A Casey Henwood goal was the side's only reward in a 4-1 loss to North Harbour in Rotorua on Friday night but they responded with a 4-3 win over Wellington in Taupo on Saturday morning courtesy of goals from Ricky Clark (two), Raynesh Smith and Churchill.
A 3-3 draw against Auckland completed their schedule on Saturday afternoon as Henwood, Hugo Inglis and Craig Hardman scored.
The women's side went down 3-2 to Wellington and 4-1 against Auckland but showed coach Hymie Gill enough to believe his side will be a force in the National Hockey League tournament next month.

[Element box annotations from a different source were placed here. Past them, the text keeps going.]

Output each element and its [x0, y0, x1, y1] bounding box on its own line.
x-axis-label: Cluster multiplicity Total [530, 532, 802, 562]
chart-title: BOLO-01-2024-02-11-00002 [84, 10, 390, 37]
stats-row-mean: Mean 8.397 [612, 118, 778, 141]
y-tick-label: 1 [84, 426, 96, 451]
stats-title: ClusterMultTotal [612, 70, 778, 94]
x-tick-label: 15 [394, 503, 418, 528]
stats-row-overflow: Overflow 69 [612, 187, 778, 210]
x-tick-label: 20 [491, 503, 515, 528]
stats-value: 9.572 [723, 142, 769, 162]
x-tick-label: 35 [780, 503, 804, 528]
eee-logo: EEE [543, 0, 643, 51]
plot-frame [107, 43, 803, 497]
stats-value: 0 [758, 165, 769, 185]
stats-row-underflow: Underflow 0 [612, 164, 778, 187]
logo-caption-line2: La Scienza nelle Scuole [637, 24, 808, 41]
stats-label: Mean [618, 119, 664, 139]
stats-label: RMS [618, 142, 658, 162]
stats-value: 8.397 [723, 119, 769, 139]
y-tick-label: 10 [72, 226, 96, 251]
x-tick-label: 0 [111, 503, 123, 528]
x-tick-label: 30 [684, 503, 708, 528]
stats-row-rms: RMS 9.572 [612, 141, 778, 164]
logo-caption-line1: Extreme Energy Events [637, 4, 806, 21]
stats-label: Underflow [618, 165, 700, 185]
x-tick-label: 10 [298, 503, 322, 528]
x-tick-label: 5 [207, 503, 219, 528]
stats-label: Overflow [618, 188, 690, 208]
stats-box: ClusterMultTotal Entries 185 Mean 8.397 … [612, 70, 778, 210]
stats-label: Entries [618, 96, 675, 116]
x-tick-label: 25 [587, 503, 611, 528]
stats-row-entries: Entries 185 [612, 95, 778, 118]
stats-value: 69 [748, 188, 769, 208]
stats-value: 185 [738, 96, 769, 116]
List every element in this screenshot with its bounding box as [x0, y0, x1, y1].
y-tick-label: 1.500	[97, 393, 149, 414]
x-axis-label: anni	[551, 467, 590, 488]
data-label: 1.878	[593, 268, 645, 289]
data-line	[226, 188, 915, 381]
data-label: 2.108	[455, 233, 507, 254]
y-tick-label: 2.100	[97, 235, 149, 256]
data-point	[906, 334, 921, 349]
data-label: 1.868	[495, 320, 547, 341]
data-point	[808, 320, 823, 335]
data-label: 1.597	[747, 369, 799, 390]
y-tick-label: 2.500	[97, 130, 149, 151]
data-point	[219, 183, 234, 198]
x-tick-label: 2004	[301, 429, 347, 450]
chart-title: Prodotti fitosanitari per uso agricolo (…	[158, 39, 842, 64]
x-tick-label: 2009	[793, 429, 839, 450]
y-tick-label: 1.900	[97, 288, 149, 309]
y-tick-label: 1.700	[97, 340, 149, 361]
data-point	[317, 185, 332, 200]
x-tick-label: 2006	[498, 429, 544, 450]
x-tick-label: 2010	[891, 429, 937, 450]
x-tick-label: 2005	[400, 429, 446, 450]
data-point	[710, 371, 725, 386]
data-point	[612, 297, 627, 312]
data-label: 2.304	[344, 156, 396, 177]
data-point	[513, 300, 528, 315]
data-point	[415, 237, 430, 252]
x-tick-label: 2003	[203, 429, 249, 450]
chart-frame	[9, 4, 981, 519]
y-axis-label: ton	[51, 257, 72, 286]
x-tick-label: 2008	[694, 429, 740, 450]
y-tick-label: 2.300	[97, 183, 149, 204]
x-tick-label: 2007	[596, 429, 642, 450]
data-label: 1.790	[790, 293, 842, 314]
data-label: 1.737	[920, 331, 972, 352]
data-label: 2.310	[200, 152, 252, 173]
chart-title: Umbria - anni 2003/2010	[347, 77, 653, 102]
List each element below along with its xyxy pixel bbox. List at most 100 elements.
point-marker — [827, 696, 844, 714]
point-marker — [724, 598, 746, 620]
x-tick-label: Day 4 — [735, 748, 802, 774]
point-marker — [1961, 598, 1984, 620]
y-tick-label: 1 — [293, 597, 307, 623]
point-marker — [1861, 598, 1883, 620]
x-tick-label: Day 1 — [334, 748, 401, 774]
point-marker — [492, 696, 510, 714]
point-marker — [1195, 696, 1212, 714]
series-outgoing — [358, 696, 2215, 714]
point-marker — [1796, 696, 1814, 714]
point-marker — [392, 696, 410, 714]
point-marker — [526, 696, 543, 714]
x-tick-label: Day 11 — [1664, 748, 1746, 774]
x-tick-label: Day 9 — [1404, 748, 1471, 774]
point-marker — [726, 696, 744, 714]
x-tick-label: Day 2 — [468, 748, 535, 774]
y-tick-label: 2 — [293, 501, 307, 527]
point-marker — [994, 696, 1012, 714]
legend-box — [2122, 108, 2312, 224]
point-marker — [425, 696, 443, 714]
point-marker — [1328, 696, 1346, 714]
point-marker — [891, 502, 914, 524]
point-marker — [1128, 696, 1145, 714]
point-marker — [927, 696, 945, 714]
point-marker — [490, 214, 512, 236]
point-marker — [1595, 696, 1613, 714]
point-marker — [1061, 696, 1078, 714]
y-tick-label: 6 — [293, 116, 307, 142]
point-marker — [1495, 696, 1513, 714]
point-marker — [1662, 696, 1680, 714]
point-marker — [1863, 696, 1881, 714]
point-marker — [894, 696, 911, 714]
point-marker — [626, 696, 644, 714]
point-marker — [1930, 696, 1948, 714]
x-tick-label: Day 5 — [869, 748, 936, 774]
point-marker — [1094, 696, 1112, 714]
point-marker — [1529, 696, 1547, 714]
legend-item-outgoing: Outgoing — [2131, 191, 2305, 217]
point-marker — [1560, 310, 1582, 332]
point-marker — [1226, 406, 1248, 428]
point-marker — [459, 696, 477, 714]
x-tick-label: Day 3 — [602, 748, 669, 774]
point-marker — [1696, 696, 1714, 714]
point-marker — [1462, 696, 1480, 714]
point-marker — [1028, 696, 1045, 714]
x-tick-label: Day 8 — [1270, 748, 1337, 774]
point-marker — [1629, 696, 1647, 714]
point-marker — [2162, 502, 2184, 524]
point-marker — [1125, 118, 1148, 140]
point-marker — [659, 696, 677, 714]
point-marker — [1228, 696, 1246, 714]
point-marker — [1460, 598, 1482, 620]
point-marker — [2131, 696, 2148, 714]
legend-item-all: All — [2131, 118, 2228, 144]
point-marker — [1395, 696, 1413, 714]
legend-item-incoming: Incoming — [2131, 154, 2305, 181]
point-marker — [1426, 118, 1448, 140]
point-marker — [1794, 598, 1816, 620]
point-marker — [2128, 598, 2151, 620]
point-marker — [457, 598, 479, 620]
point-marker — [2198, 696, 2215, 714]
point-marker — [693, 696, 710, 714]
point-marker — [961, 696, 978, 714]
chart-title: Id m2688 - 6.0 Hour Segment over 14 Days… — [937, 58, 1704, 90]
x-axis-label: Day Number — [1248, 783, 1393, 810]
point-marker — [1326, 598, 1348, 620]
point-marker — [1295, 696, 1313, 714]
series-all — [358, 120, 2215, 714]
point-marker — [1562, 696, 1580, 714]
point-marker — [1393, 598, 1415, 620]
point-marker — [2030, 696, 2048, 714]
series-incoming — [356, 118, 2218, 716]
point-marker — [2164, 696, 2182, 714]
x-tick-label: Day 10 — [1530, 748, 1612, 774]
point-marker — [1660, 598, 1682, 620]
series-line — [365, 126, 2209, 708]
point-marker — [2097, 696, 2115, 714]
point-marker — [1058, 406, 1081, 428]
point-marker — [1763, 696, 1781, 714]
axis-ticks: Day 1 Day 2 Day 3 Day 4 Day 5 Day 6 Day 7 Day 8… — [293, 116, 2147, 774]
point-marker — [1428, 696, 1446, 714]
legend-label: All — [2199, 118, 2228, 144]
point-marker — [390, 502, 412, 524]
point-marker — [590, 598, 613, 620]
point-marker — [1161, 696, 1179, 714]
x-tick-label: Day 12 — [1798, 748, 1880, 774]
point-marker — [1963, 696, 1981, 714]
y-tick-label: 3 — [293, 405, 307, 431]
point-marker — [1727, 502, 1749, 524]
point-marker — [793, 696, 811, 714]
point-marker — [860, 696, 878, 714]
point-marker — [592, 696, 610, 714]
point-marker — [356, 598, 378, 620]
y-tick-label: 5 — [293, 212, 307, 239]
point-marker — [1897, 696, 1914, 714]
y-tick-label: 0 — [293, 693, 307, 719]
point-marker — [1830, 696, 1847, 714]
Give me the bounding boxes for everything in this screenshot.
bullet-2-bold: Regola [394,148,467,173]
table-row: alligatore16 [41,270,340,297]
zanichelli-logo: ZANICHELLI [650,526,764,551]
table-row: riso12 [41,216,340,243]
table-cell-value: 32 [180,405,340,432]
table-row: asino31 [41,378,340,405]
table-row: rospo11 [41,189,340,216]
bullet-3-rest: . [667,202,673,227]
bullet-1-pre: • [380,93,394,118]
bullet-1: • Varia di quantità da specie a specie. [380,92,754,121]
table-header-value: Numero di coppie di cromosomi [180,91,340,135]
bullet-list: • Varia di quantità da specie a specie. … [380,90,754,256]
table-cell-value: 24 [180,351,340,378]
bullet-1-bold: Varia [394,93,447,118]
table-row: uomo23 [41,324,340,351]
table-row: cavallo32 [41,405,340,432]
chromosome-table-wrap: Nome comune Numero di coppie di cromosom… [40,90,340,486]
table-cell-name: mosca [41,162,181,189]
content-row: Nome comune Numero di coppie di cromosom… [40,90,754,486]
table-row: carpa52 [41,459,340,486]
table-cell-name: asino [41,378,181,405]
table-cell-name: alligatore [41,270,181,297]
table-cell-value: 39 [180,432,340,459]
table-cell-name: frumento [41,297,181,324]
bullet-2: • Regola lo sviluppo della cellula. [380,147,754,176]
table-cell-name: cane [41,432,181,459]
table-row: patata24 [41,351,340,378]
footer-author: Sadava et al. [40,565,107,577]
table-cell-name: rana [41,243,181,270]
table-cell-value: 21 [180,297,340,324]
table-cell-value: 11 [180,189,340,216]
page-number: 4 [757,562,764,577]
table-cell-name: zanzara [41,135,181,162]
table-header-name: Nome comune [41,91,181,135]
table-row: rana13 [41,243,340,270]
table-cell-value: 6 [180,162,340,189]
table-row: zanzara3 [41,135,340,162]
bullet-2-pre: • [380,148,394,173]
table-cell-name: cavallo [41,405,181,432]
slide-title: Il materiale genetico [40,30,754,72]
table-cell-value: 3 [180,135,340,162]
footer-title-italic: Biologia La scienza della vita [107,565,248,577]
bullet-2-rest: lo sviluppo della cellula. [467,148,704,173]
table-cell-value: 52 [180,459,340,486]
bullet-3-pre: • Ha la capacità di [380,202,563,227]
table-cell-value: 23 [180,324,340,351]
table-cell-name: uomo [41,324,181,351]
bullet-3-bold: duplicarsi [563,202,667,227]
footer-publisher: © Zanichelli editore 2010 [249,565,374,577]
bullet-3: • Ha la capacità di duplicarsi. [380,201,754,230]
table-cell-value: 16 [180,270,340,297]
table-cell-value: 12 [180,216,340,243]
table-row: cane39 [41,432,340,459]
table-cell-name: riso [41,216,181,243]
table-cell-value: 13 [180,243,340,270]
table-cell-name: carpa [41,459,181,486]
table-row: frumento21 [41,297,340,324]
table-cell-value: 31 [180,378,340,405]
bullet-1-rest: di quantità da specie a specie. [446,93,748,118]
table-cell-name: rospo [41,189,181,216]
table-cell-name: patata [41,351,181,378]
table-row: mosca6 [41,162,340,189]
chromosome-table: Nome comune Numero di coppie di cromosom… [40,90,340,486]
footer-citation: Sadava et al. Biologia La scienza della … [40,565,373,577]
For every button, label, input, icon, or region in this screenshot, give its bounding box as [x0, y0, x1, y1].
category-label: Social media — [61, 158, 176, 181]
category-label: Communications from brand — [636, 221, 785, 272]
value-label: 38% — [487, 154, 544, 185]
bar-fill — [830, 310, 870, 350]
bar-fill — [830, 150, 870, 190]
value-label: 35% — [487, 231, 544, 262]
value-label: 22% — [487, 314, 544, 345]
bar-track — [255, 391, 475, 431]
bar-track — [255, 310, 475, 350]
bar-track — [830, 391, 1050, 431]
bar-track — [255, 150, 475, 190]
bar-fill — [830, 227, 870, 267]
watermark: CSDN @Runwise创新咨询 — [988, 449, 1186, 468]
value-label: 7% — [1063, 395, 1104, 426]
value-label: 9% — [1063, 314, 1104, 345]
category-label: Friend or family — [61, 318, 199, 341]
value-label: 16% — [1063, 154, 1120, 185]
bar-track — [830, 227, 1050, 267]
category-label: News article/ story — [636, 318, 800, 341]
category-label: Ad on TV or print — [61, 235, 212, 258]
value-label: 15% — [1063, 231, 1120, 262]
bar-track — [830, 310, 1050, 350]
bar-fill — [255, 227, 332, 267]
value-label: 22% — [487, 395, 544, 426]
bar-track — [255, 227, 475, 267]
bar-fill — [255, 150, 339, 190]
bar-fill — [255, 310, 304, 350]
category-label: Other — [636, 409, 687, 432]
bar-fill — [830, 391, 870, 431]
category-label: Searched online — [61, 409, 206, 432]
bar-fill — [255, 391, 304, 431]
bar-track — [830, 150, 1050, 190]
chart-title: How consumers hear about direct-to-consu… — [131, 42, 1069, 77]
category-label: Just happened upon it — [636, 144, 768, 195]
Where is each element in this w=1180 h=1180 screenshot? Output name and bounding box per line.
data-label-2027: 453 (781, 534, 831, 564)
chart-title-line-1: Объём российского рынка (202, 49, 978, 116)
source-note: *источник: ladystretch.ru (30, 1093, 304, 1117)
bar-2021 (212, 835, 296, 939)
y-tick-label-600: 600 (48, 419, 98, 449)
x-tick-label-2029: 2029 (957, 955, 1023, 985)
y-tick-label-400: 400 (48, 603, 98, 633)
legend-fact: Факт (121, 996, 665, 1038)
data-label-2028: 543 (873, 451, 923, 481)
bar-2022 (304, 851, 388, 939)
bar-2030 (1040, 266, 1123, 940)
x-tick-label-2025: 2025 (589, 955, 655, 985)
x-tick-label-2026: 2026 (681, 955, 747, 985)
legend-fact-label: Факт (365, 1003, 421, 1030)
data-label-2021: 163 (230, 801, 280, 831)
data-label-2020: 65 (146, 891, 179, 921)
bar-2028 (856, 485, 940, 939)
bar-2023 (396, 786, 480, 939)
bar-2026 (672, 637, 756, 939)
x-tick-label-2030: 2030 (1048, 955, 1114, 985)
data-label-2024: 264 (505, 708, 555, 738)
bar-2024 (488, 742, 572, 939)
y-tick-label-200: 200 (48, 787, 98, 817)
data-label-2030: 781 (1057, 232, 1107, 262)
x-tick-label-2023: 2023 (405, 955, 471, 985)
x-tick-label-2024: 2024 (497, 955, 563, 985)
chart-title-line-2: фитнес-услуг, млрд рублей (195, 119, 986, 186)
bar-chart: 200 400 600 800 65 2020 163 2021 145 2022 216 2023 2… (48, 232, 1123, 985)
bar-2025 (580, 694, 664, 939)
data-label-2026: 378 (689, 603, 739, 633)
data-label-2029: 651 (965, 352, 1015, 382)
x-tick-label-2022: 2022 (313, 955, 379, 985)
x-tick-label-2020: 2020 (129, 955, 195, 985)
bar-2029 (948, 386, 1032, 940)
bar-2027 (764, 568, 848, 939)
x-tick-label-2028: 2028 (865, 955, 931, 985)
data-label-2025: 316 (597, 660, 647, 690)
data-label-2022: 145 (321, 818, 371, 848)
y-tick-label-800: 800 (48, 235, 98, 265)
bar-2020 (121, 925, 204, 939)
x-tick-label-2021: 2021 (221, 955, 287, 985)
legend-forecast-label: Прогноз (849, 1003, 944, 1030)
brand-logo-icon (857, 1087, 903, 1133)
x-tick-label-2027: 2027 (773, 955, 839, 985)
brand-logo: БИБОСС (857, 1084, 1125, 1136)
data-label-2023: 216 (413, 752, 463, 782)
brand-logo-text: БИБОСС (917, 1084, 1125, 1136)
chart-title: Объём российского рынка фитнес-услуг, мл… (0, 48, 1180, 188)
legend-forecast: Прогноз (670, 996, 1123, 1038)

"We feel we can beat both those teams at tournament time," Gill said.
The men's side were without the Black Sticks trio of Andy Heyward, Stephen Graham and Richard Petherick due to national team commitments while Lloyd Stephenson was a late withdrawal with a family bereavement and the team's two imported players, Australian Bevan George and Malaysia's Selvaraju Sandrakasi don't arrive til later this week.
"We struggled against Harbour but were better against Wellington and Auckland," Churchill said.
"It had all the hallmarks of going pear-shaped with a skeleton squad but we worked hard on our structure and set-up and that started to show against Auckland."
The women's side led Wellington 2-0 at halftime through a Jess Bagley brace but a poor second half effort negated most of that good work.
Goalkeeper Sally Rutherford was a standout in the first half before being replaced while Tambra McGarvey and Sam Charlton also shone.
"We improved some aspects dramatically against Auckland, like our ball speed and work ethic, but just couldn't score goals and they did," said Gill.
Lymarah Wharerau netted while McGarvey and Parekura Rangitauira, in her return to top level hockey, impressed Gill.